I went home that night full of angry anti-Lester thoughts. How could he have so lied and wasted the time of an extraordinary girl? I had seen some of Susanna’s paintings; she was indeed extraordinary. And he was such an ordinary man. At some point it occurred to me that what Susanna had experienced was possibly still remarkable, despite Lester—beauty being in the eye, after all, not necessarily in its object. But this, although interesting as a concept, and very likely true, was not much comfort. What concerned me were Susanna’s feelings, How, after all, would I have felt if someone had told me that Henry had been for her a minor love, an interim affair?

And so I approached the next conversation about Lester, which, of course, took place the next time I saw Susanna, in an apologetic way—apologetic both for Lester and myself.

“You know,” I said, from my ten years’ superior wisdom, “Lester probably meant it, in part of his mind, about leaving Rosie for you. He probably could see himself married to a thin talented woman, but he finally just wasn’t up to leaving her.”

She considered this. “You could be right,” she said. “But wouldn’t that be true of Henry too? He could imagine living dangerously with you, leading a resistance movement?”

Is this what unconsciously I had meant? In any case my heart leapt forward gratefully, old wounds having been to some degree soothed.”Maybe,” I said, meaning Yes.

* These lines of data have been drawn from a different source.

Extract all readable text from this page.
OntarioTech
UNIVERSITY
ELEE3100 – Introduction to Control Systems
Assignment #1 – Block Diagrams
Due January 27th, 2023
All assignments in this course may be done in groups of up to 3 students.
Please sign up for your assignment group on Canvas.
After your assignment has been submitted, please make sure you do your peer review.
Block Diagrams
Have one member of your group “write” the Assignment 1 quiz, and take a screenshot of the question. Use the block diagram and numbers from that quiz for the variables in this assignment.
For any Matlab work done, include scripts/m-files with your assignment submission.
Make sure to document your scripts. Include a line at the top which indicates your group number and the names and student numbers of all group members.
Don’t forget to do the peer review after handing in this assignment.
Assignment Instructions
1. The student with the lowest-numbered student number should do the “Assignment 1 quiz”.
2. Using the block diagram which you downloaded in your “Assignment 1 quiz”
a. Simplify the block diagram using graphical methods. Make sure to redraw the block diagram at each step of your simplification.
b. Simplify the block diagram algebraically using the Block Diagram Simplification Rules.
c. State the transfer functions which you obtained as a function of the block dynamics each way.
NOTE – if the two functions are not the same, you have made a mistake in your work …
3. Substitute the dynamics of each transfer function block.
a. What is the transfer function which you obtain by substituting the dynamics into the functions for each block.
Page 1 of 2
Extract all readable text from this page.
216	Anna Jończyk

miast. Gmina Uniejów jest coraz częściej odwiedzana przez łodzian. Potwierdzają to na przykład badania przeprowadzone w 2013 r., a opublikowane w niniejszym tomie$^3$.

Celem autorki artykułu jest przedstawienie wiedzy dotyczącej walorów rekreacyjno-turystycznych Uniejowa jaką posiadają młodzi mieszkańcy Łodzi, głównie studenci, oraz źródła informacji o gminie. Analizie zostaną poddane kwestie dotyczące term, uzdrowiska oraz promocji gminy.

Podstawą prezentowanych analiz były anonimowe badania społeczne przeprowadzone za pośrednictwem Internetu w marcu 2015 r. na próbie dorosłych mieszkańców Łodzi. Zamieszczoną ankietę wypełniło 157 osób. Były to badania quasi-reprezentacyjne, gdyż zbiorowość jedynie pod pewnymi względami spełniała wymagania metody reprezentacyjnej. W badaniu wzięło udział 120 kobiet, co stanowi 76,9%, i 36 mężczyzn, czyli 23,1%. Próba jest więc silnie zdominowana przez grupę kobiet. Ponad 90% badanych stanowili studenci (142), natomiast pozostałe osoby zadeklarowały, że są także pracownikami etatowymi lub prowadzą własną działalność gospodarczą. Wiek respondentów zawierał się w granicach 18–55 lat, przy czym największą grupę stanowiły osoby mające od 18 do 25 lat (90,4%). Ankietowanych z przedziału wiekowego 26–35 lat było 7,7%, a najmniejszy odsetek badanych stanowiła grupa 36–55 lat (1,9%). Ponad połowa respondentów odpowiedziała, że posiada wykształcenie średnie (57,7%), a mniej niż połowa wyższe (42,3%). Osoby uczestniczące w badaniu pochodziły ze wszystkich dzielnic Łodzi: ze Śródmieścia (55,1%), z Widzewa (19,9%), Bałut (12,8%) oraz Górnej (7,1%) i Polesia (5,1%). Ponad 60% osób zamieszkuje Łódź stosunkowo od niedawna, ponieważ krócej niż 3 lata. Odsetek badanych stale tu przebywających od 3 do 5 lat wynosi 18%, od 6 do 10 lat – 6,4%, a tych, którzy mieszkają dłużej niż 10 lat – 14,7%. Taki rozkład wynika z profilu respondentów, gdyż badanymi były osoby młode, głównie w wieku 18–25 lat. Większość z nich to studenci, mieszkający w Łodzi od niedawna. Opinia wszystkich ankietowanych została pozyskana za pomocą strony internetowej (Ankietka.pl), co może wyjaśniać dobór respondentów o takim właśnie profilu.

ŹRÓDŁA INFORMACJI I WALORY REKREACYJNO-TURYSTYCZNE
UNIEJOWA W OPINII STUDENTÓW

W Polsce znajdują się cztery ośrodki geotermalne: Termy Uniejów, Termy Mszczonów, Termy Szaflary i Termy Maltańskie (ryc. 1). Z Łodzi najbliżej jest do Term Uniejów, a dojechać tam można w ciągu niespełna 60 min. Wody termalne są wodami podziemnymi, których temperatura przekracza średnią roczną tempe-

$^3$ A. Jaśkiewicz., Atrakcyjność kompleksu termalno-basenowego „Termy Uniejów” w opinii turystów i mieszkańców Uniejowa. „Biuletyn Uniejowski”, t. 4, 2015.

“Anyway,” Susanna said, “I really wasn’t all that serious about Lester. It was more a stupid feeling that it was time for me to get married—and there he was, saying that’s what he wanted too. In fact,” she went on, “he was sort of a preparation for David—David was the man I really cared about.”

And she told me something about David, who although unmarried (and not a fascist—in fact, a civil rights lawyer) had been in his effect as devastating as Henry had been for me,

“Well, Lester the way-station. Just a sex object,” I said at last, and we both laughed.

Then Susanna said, “Lucky for me I never met Henry, right?”

“But you wouldn’t have believed him, you would have spotted a fake right away.” Saying this I knew it to be absolutely true.

We both pondered this melange of wisdom, insight, and gossip, and then, surprisingly, Susanna laughed.”At least I got Lester to stop dying the hair on his chest,” she said.”Was he doing that when you knew him? Lord, what a mess! I told him I couldn’t afford the laundry bills.”